If anything, the US was portrayed as the aggressor in the Pacific. Adding insult to injury were such items as a lyrical description of kamikaze pilots as 'youths, their bodies overflowing with life' - with scant mention of young American lives lost in the conflict.

The first public objections came in July, when a group of 24 congressmen complained to the museum's curators of the 'narrow revisionist view' of the bombings of Hiroshima and Nagasaki. Last week, the Wall Street Journal pitched in, alleging that the most prestigious national museum in the US had fallen into the hands of academics who believed the country's history was nothing but 'a woeful catalogue of crimes and aggressions against the hapless peoples of the earth'.

In the last few months, both script and layout of the show have been reworked twice. In the latest modification, a new section on the war in the Pacific will set out the long campaign which led up to President Truman's decision to unleash the Enola Gay. But there is still no certainty that critics will be appeased.

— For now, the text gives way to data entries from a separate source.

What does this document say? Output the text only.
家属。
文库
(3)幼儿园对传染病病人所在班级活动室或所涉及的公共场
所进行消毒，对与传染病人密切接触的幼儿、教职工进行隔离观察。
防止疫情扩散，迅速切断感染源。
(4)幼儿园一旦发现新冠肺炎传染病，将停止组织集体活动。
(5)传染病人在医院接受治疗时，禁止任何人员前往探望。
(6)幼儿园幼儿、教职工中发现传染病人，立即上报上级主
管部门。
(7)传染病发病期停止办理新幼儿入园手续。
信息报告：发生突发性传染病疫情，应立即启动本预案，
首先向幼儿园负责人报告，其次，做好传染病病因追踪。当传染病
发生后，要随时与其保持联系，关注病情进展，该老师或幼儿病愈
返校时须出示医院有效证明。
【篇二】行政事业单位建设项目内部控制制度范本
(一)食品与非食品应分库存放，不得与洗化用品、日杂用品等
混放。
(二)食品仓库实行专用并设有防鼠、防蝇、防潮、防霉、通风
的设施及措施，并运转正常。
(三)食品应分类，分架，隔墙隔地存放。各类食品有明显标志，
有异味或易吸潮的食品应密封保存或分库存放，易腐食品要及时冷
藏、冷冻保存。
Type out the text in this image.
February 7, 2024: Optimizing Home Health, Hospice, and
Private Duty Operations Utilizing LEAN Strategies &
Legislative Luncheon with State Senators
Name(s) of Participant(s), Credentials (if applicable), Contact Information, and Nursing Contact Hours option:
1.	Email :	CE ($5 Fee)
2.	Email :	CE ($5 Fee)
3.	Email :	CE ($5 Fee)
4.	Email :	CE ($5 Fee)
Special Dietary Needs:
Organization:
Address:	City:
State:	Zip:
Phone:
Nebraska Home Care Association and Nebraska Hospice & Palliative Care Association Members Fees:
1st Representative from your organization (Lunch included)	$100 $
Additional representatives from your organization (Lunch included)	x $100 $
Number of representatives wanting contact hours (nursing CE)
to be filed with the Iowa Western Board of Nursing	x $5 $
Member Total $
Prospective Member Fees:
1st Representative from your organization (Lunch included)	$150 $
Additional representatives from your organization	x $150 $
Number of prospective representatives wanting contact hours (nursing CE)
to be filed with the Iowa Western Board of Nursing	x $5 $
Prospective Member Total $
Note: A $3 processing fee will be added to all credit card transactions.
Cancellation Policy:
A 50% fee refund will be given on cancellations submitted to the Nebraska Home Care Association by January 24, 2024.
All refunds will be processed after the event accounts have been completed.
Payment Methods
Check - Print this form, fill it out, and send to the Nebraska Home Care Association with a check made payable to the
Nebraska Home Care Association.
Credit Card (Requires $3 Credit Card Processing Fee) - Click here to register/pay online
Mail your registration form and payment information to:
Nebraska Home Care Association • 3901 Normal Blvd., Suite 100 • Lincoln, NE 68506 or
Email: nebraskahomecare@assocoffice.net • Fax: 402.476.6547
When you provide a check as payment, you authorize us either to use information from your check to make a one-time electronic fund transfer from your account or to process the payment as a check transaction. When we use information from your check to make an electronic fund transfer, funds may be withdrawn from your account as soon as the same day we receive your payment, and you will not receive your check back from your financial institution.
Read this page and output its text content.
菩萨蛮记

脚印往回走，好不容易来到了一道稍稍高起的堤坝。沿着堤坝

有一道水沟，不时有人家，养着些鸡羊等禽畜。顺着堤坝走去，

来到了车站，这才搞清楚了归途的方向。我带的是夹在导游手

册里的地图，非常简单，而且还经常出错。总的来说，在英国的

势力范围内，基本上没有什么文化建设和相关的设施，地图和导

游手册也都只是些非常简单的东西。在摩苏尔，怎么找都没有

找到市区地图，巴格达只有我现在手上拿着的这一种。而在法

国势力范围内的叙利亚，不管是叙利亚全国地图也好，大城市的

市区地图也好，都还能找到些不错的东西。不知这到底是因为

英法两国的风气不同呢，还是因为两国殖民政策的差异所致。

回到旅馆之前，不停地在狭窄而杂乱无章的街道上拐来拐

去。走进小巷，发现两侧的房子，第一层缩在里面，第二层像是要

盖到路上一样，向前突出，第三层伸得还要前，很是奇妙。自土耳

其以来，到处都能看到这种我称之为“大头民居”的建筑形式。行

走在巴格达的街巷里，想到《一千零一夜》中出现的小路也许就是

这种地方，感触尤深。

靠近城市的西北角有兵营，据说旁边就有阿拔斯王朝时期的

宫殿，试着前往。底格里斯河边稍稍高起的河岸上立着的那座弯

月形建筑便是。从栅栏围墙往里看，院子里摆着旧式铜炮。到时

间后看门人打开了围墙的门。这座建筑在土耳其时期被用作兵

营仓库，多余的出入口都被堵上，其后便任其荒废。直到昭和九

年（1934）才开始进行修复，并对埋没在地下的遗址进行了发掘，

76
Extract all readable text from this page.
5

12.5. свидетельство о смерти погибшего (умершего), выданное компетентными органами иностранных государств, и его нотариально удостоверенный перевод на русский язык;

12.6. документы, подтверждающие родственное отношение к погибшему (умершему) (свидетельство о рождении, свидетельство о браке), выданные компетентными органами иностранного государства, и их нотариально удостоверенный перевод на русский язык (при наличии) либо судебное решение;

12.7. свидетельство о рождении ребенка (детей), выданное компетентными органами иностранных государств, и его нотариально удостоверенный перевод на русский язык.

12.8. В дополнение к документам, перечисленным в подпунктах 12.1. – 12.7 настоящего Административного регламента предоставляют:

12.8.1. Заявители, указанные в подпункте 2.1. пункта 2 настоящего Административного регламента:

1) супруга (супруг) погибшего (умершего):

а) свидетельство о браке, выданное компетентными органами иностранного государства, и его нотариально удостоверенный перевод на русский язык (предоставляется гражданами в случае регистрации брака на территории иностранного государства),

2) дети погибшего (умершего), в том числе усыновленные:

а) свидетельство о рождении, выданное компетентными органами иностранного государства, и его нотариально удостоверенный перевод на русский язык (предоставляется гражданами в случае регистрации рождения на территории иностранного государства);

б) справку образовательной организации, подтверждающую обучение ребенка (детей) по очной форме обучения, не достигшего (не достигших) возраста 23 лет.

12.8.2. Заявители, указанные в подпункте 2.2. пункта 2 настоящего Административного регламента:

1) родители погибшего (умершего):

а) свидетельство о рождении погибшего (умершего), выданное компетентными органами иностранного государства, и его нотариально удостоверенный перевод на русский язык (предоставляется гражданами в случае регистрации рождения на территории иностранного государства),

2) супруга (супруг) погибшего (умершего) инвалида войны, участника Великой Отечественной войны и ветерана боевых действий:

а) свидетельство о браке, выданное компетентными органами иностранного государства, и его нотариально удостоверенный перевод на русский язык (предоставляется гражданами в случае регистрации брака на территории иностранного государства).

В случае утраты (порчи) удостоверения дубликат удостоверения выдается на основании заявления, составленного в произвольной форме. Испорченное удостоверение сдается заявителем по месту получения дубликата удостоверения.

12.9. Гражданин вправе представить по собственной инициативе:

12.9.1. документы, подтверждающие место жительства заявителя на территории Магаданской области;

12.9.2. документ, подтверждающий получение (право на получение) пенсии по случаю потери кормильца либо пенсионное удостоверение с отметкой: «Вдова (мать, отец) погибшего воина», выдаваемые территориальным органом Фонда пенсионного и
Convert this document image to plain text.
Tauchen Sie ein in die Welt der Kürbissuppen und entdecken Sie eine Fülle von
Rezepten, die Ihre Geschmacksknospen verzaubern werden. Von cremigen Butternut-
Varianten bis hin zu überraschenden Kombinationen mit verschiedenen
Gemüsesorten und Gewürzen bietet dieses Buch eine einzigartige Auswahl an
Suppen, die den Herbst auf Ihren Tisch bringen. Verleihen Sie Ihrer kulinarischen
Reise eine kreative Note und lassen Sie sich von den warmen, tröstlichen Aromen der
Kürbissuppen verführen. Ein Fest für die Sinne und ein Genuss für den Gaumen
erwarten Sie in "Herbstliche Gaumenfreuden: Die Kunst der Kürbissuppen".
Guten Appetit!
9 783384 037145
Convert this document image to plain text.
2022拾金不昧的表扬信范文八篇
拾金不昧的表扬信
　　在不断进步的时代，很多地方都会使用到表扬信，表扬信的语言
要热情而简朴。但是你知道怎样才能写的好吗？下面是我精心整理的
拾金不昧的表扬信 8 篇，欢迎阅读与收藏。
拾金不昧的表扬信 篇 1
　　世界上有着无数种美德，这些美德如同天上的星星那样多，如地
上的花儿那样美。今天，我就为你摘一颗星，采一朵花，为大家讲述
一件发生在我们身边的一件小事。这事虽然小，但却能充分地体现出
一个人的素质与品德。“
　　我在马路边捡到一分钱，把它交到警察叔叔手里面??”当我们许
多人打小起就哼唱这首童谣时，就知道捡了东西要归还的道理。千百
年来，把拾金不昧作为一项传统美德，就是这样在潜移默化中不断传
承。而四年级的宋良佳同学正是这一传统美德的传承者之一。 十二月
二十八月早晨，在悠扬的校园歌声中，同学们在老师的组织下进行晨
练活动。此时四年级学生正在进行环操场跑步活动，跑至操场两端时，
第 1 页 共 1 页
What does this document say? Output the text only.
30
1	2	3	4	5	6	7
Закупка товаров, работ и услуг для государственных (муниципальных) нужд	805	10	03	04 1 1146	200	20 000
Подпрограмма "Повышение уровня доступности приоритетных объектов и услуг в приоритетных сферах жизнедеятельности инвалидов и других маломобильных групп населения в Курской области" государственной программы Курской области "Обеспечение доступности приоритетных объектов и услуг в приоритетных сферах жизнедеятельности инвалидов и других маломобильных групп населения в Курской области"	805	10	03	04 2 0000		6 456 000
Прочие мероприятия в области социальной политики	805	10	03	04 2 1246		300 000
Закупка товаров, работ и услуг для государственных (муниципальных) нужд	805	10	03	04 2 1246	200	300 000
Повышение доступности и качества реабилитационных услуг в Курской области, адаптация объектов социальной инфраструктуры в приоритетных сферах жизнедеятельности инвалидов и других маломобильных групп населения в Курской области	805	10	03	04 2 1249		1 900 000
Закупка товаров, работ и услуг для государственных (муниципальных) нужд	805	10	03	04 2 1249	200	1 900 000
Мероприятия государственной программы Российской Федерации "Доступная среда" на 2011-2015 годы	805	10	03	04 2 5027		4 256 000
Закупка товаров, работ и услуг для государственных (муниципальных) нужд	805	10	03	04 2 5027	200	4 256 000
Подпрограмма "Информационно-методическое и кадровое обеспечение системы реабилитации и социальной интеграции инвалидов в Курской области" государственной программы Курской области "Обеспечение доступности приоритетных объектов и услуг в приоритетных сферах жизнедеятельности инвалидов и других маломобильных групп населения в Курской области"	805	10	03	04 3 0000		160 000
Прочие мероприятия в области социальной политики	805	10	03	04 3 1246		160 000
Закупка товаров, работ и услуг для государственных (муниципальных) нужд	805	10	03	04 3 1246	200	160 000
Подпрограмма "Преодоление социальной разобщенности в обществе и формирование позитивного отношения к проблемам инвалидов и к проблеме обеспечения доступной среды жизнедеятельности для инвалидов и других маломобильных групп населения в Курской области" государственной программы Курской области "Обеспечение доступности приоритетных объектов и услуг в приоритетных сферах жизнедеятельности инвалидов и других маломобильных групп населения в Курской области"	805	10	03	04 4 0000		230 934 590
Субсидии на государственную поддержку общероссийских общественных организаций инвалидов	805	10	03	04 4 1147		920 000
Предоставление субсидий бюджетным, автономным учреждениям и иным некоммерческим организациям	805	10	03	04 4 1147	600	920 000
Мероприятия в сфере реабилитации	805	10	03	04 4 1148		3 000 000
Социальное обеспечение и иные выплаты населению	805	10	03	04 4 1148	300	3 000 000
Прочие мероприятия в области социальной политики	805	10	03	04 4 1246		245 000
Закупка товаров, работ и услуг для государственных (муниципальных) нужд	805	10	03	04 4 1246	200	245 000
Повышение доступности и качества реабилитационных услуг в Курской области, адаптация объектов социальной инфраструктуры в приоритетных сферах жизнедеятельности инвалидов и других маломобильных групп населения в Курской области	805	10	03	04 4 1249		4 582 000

Weighing most in Truman's mind, historians have long agreed, was his concern to avoid the American casualties that would have come from an orthodox invasion of Japan. But the exhibition estimates that these would have been only 30,000 to 50,000, compared to projections of half a million or more by other military scholars.

Veterans, meanwhile, are furious that only a segment of the Enola Gay will be on display. It was 'a disgrace' not to show the whole plane, said retired Brigadier General Paul Tibbetts, 79 - the man who piloted the Enola Gay in the attack on Hiroshima.